Common examples include:

JSON documents
XML files
YAML
Avro / Parquet (used in analytics pipelines)

Key Features of Semi-Structured Data

1. Schema-on-Read (Not Schema-on-Write)

One of the most important characteristics of semi-structured data is schema-on-read.

This means:

Data is stored without enforcing a strict schema
Structure is interpreted when the data is queried or analyzed

This contrasts with structured data, which uses schema-on-write, where structure must be defined before data is inserted.

For DP-900, remember:

Semi-structured data is flexible at ingestion time and structured at query time.

2. Flexible and Evolving Structure

Each record in a semi-structured dataset can contain:

Different fields
Nested objects
Optional attributes

Example (JSON):

			
{
  "CustomerID": 123,
  "Name": "Sarah",
  "Orders": [
    { "OrderID": 1, "Amount": 50 },
    { "OrderID": 2, "Amount": 75 }
  ]
}

		

Another record in the same dataset might include extra fields like Email or omit Orders entirely.

This flexibility makes semi-structured data ideal for:

Application telemetry
IoT data
User activity logs
Rapidly changing systems

3. Hierarchical or Nested Organization

Semi-structured data often uses hierarchies rather than flat tables.

For example:

JSON objects inside objects
XML elements within elements

This nested design allows complex relationships to exist inside a single document — something that would require multiple tables in relational systems.

4. Self-Describing Format

Semi-structured data embeds its own metadata using:

Keys
Tags
Field names

This makes the data self-describing, meaning applications can understand what each value represents without relying on an external schema definition.

Example:

"Temperature": 72

The key itself describes the value.

5. Easily Transported Across Systems

Semi-structured formats such as JSON and XML are:

Human readable
Platform independent
Widely supported across APIs and applications

This is why most modern web services exchange data using JSON.

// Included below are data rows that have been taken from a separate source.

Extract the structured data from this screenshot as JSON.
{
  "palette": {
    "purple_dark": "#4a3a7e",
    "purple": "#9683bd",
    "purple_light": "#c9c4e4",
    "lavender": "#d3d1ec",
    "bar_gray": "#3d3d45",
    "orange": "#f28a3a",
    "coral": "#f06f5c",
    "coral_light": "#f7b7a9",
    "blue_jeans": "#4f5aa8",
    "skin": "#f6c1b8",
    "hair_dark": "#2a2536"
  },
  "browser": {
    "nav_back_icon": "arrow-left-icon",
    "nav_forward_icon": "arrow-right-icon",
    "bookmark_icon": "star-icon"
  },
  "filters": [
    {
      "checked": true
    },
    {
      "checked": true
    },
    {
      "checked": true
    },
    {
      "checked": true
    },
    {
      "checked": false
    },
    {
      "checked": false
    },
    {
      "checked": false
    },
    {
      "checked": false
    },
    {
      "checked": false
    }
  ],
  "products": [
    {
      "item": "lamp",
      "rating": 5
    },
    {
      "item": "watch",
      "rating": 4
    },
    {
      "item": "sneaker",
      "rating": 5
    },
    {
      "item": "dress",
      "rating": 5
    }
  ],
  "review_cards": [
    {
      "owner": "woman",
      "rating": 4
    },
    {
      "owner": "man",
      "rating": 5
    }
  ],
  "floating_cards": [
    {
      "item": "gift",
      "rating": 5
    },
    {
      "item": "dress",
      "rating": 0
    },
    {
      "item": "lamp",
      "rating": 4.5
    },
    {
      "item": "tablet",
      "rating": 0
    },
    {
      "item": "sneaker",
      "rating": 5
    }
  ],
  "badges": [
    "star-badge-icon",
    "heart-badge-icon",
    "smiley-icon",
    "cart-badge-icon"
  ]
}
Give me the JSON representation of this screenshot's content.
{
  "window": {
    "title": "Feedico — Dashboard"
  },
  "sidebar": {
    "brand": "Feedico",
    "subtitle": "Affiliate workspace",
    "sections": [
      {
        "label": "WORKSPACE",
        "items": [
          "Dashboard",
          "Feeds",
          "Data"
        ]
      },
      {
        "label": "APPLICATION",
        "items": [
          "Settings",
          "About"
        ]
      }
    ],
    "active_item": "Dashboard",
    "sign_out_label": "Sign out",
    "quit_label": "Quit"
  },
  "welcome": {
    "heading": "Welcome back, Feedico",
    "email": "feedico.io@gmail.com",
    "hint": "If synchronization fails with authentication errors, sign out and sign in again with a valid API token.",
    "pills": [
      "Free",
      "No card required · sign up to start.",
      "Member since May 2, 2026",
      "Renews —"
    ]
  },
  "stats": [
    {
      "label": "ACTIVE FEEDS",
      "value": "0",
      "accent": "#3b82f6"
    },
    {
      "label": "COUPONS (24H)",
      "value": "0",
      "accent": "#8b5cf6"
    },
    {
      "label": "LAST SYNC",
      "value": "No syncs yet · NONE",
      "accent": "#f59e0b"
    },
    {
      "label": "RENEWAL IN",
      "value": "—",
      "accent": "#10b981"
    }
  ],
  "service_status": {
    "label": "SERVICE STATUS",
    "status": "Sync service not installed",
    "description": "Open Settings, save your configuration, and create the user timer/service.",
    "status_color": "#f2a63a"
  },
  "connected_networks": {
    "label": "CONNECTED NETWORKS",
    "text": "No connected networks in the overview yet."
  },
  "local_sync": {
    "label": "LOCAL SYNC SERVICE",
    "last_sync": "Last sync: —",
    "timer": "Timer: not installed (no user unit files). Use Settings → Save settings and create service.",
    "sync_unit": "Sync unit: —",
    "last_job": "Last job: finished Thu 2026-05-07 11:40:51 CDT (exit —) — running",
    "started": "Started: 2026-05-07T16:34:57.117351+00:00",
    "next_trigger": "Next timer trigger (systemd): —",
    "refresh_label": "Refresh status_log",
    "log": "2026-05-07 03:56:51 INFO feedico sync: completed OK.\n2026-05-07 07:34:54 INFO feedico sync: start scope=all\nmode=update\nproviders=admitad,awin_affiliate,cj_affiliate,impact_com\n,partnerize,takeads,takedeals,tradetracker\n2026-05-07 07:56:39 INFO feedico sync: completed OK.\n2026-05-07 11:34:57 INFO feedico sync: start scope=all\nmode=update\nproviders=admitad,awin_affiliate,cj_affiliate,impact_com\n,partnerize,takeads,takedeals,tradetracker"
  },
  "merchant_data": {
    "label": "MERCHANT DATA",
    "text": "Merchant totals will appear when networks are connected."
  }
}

Common Formats of Semi-Structured Data

You should recognize these for DP-900:

Format	Description
JSON	Most common format for APIs and applications
XML	Tag-based hierarchical format
YAML	Human-friendly configuration format
Avro / Parquet	Columnar formats used in analytics pipelines

Where Semi-Structured Data Is Used in Azure

Microsoft Azure provides specialized services designed to handle semi-structured data:

Azure Cosmos DB

Stores JSON documents
Supports schema-less designs
Designed for globally distributed applications
Optimized for flexible data models

Azure Data Lake Storage

Stores large volumes of semi-structured files
Used in analytics pipelines
Often paired with Azure Synapse or Azure Data Factory

These services are built specifically for workloads where structure changes frequently or cannot be fully defined in advance.

Why Semi-Structured Data Matters for DP-900

Understanding semi-structured data helps you:

Distinguish it from relational (structured) data
Identify appropriate Azure services (especially Cosmos DB)
Understand modern application and analytics architectures

On the exam, you’ll typically see semi-structured data appear in scenarios involving:

JSON documents
Application telemetry
IoT data
Log files

Structured vs Semi-Structured (Quick Comparison)

Structured	Semi-Structured
Fixed schema	Flexible schema
Rows and columns	Documents / nested objects
Schema-on-write	Schema-on-read
SQL databases	Document databases
Highly consistent	Shape varies by record

Summary — Exam-Relevant Takeaways

For DP-900, remember:

✔ Semi-structured data has no fixed schema
✔ Uses schema-on-read
✔ Supports nested and hierarchical structures
✔ Common formats: JSON, XML
✔ Often stored in Azure Cosmos DB or Data Lake
✔ Ideal for rapidly changing or document-based data

Go to the Practice Exam Questions for this topic.

Go to the DP-900 Exam Prep Hub main page.

The Data Community

Describe Features of Semi-Structured Data (DP-900 Exam Prep)

Introduction

What Is Semi-Structured Data?

Key Features of Semi-Structured Data

1. Schema-on-Read (Not Schema-on-Write)

2. Flexible and Evolving Structure

3. Hierarchical or Nested Organization

4. Self-Describing Format

5. Easily Transported Across Systems

Common Formats of Semi-Structured Data

Where Semi-Structured Data Is Used in Azure

Azure Cosmos DB

Azure Data Lake Storage

Why Semi-Structured Data Matters for DP-900

Structured vs Semi-Structured (Quick Comparison)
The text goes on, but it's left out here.